Na reunião do Conselho realizada no Rio de Janeiro em julho de 2025, a conselheira russa Victoria Panova reforçou a continuidade do processo. “Nossa voz precisa ser constante. O Conselho Civil deve ter força e estrutura. Os BRICS não são um bloco contra ninguém, mas um espaço para construir uma ordem baseada na amizade, na paz e na justiça.”
Durante a 17ª Cúpula do BRICS, nos dias 6 e 7 de julho de 2025, no Rio de Janeiro, João Pedro Stedile, da coordenação nacional do MST, apresentou diretamente aos chefes de Estado as recomendações do Conselho Popular, a primeira vez na história em que a sociedade civil falou na mesa principal dos BRICS.

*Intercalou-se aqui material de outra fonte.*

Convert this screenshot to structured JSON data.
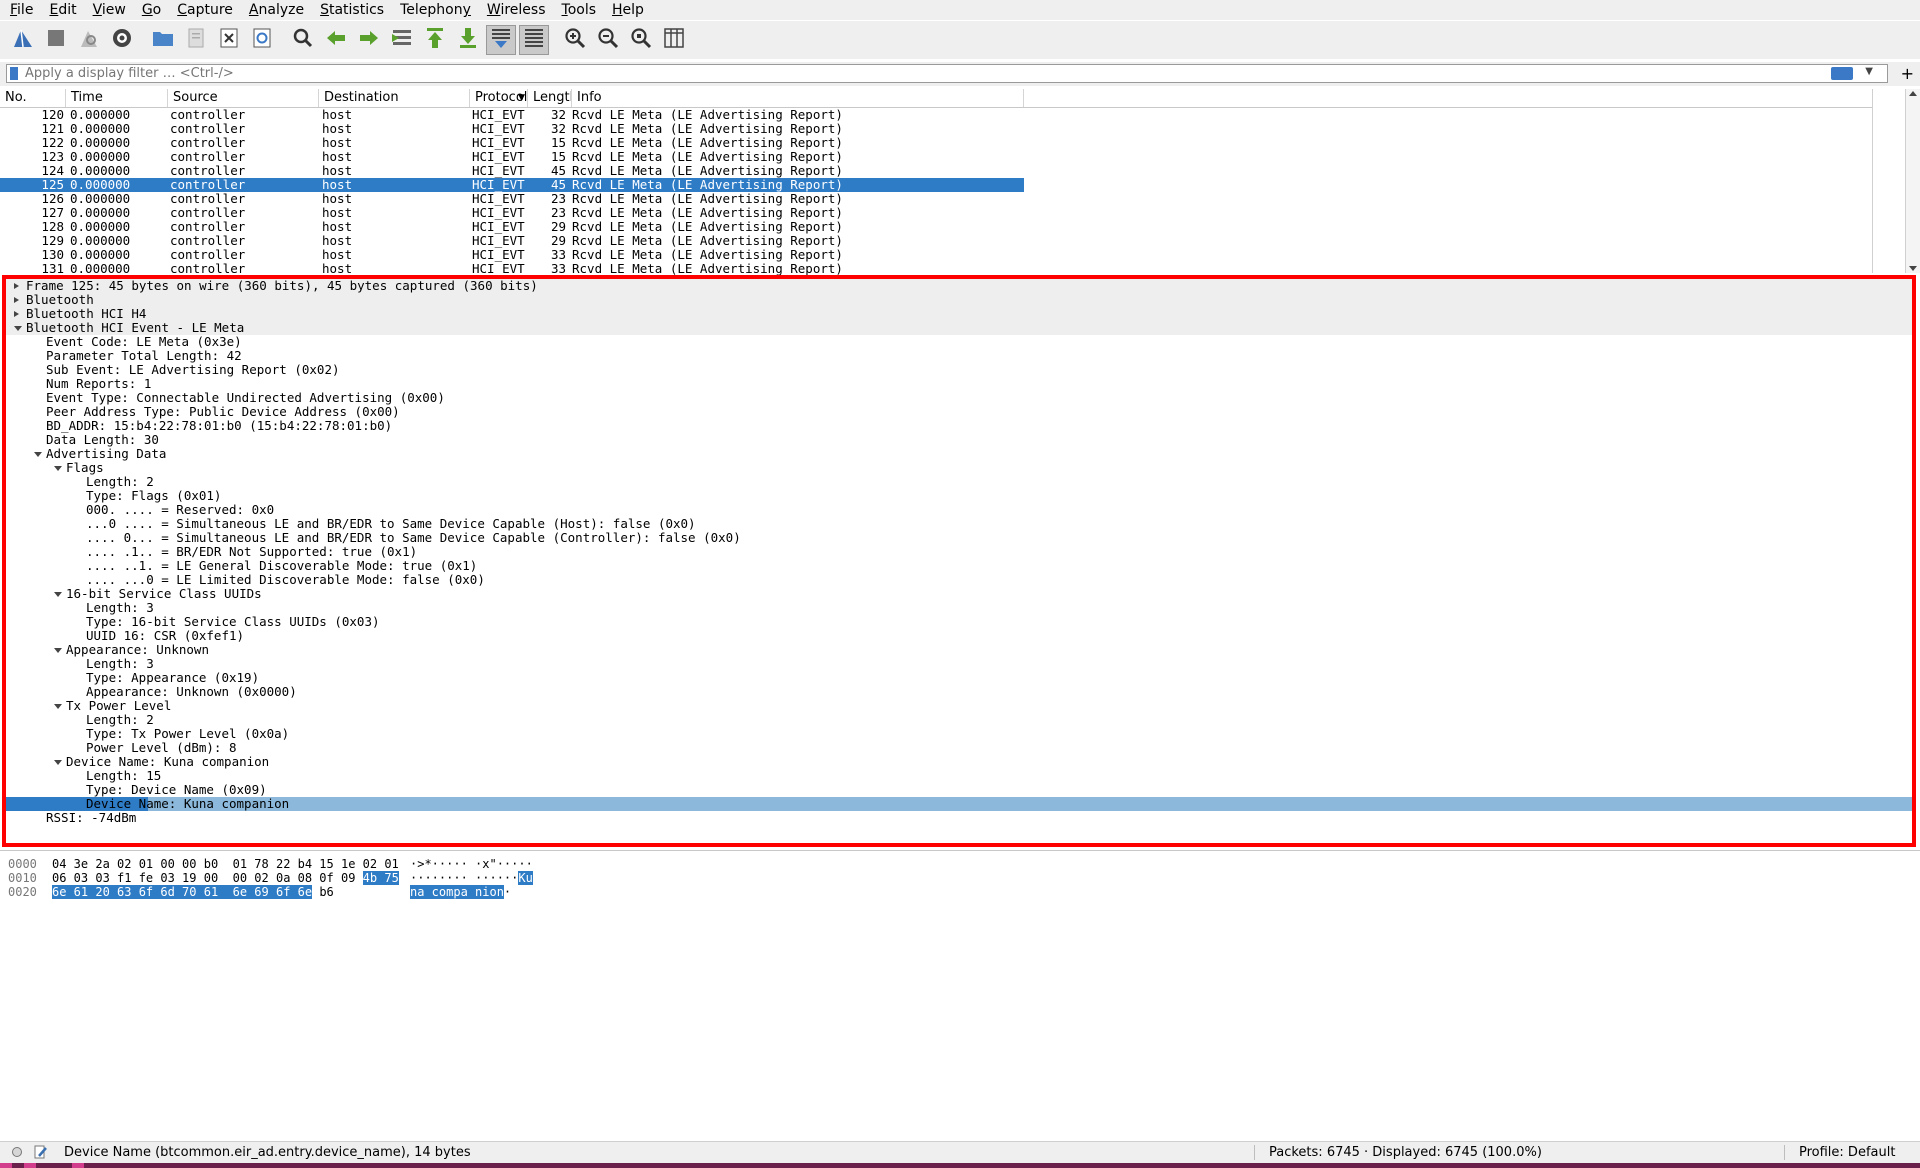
{
  "menu": [
    {
      "label": "File",
      "u": "F",
      "rest": "ile"
    },
    {
      "label": "Edit",
      "u": "E",
      "rest": "dit"
    },
    {
      "label": "View",
      "u": "V",
      "rest": "iew"
    },
    {
      "label": "Go",
      "u": "G",
      "rest": "o"
    },
    {
      "label": "Capture",
      "u": "C",
      "rest": "apture"
    },
    {
      "label": "Analyze",
      "u": "A",
      "rest": "nalyze"
    },
    {
      "label": "Statistics",
      "u": "S",
      "rest": "tatistics"
    },
    {
      "label": "Telephony",
      "u": "y",
      "rest": "Telephon"
    },
    {
      "label": "Wireless",
      "u": "W",
      "rest": "ireless"
    },
    {
      "label": "Tools",
      "u": "T",
      "rest": "ools"
    },
    {
      "label": "Help",
      "u": "H",
      "rest": "elp"
    }
  ],
  "filter": {
    "placeholder": "Apply a display filter … <Ctrl-/>"
  },
  "packet_list": {
    "columns": [
      "No.",
      "Time",
      "Source",
      "Destination",
      "Protocol",
      "Length",
      "Info"
    ],
    "rows": [
      {
        "no": "120",
        "time": "0.000000",
        "src": "controller",
        "dst": "host",
        "proto": "HCI_EVT",
        "len": "32",
        "info": "Rcvd LE Meta (LE Advertising Report)"
      },
      {
        "no": "121",
        "time": "0.000000",
        "src": "controller",
        "dst": "host",
        "proto": "HCI_EVT",
        "len": "32",
        "info": "Rcvd LE Meta (LE Advertising Report)"
      },
      {
        "no": "122",
        "time": "0.000000",
        "src": "controller",
        "dst": "host",
        "proto": "HCI_EVT",
        "len": "15",
        "info": "Rcvd LE Meta (LE Advertising Report)"
      },
      {
        "no": "123",
        "time": "0.000000",
        "src": "controller",
        "dst": "host",
        "proto": "HCI_EVT",
        "len": "15",
        "info": "Rcvd LE Meta (LE Advertising Report)"
      },
      {
        "no": "124",
        "time": "0.000000",
        "src": "controller",
        "dst": "host",
        "proto": "HCI_EVT",
        "len": "45",
        "info": "Rcvd LE Meta (LE Advertising Report)"
      },
      {
        "no": "125",
        "time": "0.000000",
        "src": "controller",
        "dst": "host",
        "proto": "HCI_EVT",
        "len": "45",
        "info": "Rcvd LE Meta (LE Advertising Report)",
        "selected": true
      },
      {
        "no": "126",
        "time": "0.000000",
        "src": "controller",
        "dst": "host",
        "proto": "HCI_EVT",
        "len": "23",
        "info": "Rcvd LE Meta (LE Advertising Report)"
      },
      {
        "no": "127",
        "time": "0.000000",
        "src": "controller",
        "dst": "host",
        "proto": "HCI_EVT",
        "len": "23",
        "info": "Rcvd LE Meta (LE Advertising Report)"
      },
      {
        "no": "128",
        "time": "0.000000",
        "src": "controller",
        "dst": "host",
        "proto": "HCI_EVT",
        "len": "29",
        "info": "Rcvd LE Meta (LE Advertising Report)"
      },
      {
        "no": "129",
        "time": "0.000000",
        "src": "controller",
        "dst": "host",
        "proto": "HCI_EVT",
        "len": "29",
        "info": "Rcvd LE Meta (LE Advertising Report)"
      },
      {
        "no": "130",
        "time": "0.000000",
        "src": "controller",
        "dst": "host",
        "proto": "HCI_EVT",
        "len": "33",
        "info": "Rcvd LE Meta (LE Advertising Report)"
      },
      {
        "no": "131",
        "time": "0.000000",
        "src": "controller",
        "dst": "host",
        "proto": "HCI_EVT",
        "len": "33",
        "info": "Rcvd LE Meta (LE Advertising Report)"
      }
    ]
  },
  "details": [
    {
      "level": 0,
      "tw": "closed",
      "text": "Frame 125: 45 bytes on wire (360 bits), 45 bytes captured (360 bits)",
      "top": true
    },
    {
      "level": 0,
      "tw": "closed",
      "text": "Bluetooth",
      "top": true
    },
    {
      "level": 0,
      "tw": "closed",
      "text": "Bluetooth HCI H4",
      "top": true
    },
    {
      "level": 0,
      "tw": "open",
      "text": "Bluetooth HCI Event - LE Meta",
      "top": true
    },
    {
      "level": 1,
      "text": "Event Code: LE Meta (0x3e)"
    },
    {
      "level": 1,
      "text": "Parameter Total Length: 42"
    },
    {
      "level": 1,
      "text": "Sub Event: LE Advertising Report (0x02)"
    },
    {
      "level": 1,
      "text": "Num Reports: 1"
    },
    {
      "level": 1,
      "text": "Event Type: Connectable Undirected Advertising (0x00)"
    },
    {
      "level": 1,
      "text": "Peer Address Type: Public Device Address (0x00)"
    },
    {
      "level": 1,
      "text": "BD_ADDR: 15:b4:22:78:01:b0 (15:b4:22:78:01:b0)"
    },
    {
      "level": 1,
      "text": "Data Length: 30"
    },
    {
      "level": 1,
      "tw": "open",
      "text": "Advertising Data"
    },
    {
      "level": 2,
      "tw": "open",
      "text": "Flags"
    },
    {
      "level": 3,
      "text": "Length: 2"
    },
    {
      "level": 3,
      "text": "Type: Flags (0x01)"
    },
    {
      "level": 3,
      "text": "000. .... = Reserved: 0x0"
    },
    {
      "level": 3,
      "text": "...0 .... = Simultaneous LE and BR/EDR to Same Device Capable (Host): false (0x0)"
    },
    {
      "level": 3,
      "text": ".... 0... = Simultaneous LE and BR/EDR to Same Device Capable (Controller): false (0x0)"
    },
    {
      "level": 3,
      "text": ".... .1.. = BR/EDR Not Supported: true (0x1)"
    },
    {
      "level": 3,
      "text": ".... ..1. = LE General Discoverable Mode: true (0x1)"
    },
    {
      "level": 3,
      "text": ".... ...0 = LE Limited Discoverable Mode: false (0x0)"
    },
    {
      "level": 2,
      "tw": "open",
      "text": "16-bit Service Class UUIDs"
    },
    {
      "level": 3,
      "text": "Length: 3"
    },
    {
      "level": 3,
      "text": "Type: 16-bit Service Class UUIDs (0x03)"
    },
    {
      "level": 3,
      "text": "UUID 16: CSR (0xfef1)"
    },
    {
      "level": 2,
      "tw": "open",
      "text": "Appearance: Unknown"
    },
    {
      "level": 3,
      "text": "Length: 3"
    },
    {
      "level": 3,
      "text": "Type: Appearance (0x19)"
    },
    {
      "level": 3,
      "text": "Appearance: Unknown (0x0000)"
    },
    {
      "level": 2,
      "tw": "open",
      "text": "Tx Power Level"
    },
    {
      "level": 3,
      "text": "Length: 2"
    },
    {
      "level": 3,
      "text": "Type: Tx Power Level (0x0a)"
    },
    {
      "level": 3,
      "text": "Power Level (dBm): 8"
    },
    {
      "level": 2,
      "tw": "open",
      "text": "Device Name: Kuna companion"
    },
    {
      "level": 3,
      "text": "Length: 15"
    },
    {
      "level": 3,
      "text": "Type: Device Name (0x09)"
    },
    {
      "level": 3,
      "text": "Device Name: Kuna companion",
      "highlight": true
    },
    {
      "level": 1,
      "text": "RSSI: -74dBm"
    }
  ],
  "bytes": [
    {
      "offset": "0000",
      "hex": [
        {
          "t": "04 3e 2a 02 01 00 00 b0  01 78 22 b4 15 1e 02 01"
        }
      ],
      "ascii": [
        {
          "t": "·>*····· ·x\"·····"
        }
      ]
    },
    {
      "offset": "0010",
      "hex": [
        {
          "t": "06 03 03 f1 fe 03 19 00  00 02 0a 08 0f 09 "
        },
        {
          "t": "4b 75",
          "sel": true
        }
      ],
      "ascii": [
        {
          "t": "········ ······"
        },
        {
          "t": "Ku",
          "sel": true
        }
      ]
    },
    {
      "offset": "0020",
      "hex": [
        {
          "t": "6e 61 20 63 6f 6d 70 61  6e 69 6f 6e",
          "sel": true
        },
        {
          "t": " b6"
        }
      ],
      "ascii": [
        {
          "t": "na compa nion",
          "sel": true
        },
        {
          "t": "·"
        }
      ]
    }
  ],
  "status": {
    "field": "Device Name (btcommon.eir_ad.entry.device_name), 14 bytes",
    "packets": "Packets: 6745 · Displayed: 6745 (100.0%)",
    "profile": "Profile: Default"
  },
  "colors": {
    "selection": "#2e7bc6",
    "highlight": "#8cb8db",
    "frame_outline": "#ff0000"
  }
}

A cooperação precisa passar pelos povos. Os governos tratam dos grandes temas, mas a cooperação concreta, na cultura, na tecnologia, na produção, só pode ser feita pelas organizações populares.”

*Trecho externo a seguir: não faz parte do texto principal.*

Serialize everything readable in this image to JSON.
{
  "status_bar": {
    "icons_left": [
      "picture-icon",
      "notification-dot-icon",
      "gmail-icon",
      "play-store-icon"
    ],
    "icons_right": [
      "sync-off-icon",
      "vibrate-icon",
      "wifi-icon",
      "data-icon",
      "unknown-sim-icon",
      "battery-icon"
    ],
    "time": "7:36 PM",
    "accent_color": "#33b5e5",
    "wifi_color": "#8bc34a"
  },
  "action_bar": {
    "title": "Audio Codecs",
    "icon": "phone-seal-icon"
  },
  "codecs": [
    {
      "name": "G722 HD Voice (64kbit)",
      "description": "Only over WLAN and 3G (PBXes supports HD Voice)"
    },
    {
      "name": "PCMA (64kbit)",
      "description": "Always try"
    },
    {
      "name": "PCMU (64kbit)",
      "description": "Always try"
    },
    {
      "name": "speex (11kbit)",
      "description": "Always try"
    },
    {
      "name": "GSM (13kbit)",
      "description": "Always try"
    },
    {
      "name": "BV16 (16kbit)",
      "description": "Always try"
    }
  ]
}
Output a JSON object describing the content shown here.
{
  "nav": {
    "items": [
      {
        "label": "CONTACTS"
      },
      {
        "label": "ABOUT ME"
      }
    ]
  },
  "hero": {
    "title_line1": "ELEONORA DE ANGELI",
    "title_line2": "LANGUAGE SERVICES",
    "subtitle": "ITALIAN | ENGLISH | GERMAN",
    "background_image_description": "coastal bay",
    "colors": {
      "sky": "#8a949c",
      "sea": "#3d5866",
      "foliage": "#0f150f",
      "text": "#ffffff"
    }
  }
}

— João Pedro Stedile, do MST

Stedile enfatizou que “a cooperação tem que passar necessariamente por organizações da sociedade civil. Porque os governos vão aproveitar da grande política, os grandes temas da conjuntura, porém, nós precisamos construir canais mais concretos de cooperação tecnológica, de cooperação cultural, e isso só poderá ser feito pelos povos”. Entre as propostas apresentadas, está a criação de uma big tech pública do Sul Global, para enfrentar a dependência tecnológica que hoje concentra dados e poder político nas mãos das plataformas privadas.
Respeito à diversidade e soberania
A Declaração do Rio de Janeiro reafirma que os BRICS defendem uma ordem internacional mais justa, baseada na soberania dos povos, na solidariedade e na justiça, e não na lógica de dominação do Ocidente. Mielniczuk explica que é fundamental enxergar os BRICS como uma estratégia dos Estados que fazem parte do grupo, e não apenas como governos de orientações políticas específicas.
“Esse esforço é vital para melhorar a situação crítica da ordem imposta pelo Ocidente, que muitas vezes é liberal e exclusiva”, observa o professor. “Precisamos manter os BRICS além dos particularismos dos Estados, buscando aproximação entre as sociedades”. O Novo Banco de Desenvolvimento (NBD), criado em 2014 e hoje presidido por Dilma Rousseff, é o principal instrumento desse projeto. Com capital autorizado de 100 bilhões de dólares e 96 projetos já aprovados, o banco financia infraestrutura e desenvolvimento sustentável sem impor condicionalidades políticas aos países.
Não podemos repetir a lógica imperialista dizendo aos outros povos como eles devem viver. O caminho é construir experiências em comum, com respeito.”
— Fabiano Mielniczuk, Conselheiro do BRICS
A Declaração do Rio de Janeiro, no documento final da 17ª Cúpula, reafirma o compromisso com “o espírito do BRICS de respeito e compreensão mútuos, igualdade soberana, solidariedade, democracia, abertura, inclusão, colaboração e consenso”. O texto enfatiza que o agrupamento busca “uma ordem internacional mais representativa e justa, de um sistema multilateral revigorado e reformado”.
Diferentemente de instituições tradicionais como o Fundo Monetário Internacional e o Banco Mundial, o Novo Banco de Desenvolvimento não impõe condicionalidades políticas e opera com governança igualitária entre seus membros. Presidido pela ex-presidenta brasileira Dilma Rousseff, o banco expandiu seu quadro para 11 membros, incluindo recentemente Colômbia e Uzbequistão.

Mielniczuk adverte que “devemos evitar discutir com parceiros, como Irã, China, Índia e Rússia, o que pensamos ser o correto para suas vidas, pois isso apenas reproduz a prática imperialista ocidental”. Em vez disso, o professor defende que o foco deve estar em experiências concretas, respeitando a diversidade e encontrando áreas de convergência.
O reconhecimento do Conselho Civil dos BRICS na declaração final dos chefes de Estado, nos parágrafos 115 e 123 do documento, é considerado um marco histórico para a participação da sociedade civil no bloco. No entanto, os representantes do colegiado apontam que a luta pela institucionalização e financiamento permanente segue em curso.
O Conselho Popular do BRICS no Brasil anunciou um segundo encontro para dezembro deste ano, no Rio de Janeiro. A ideia é reunir entre 250 e 300 participantes, incluindo cerca de 10 a 15 delegados por país-membro, além de representantes de outras nações e organizações. E a construção segue: É tempo de fortalecer a integração e solidariedade entre os povos do Sul Global.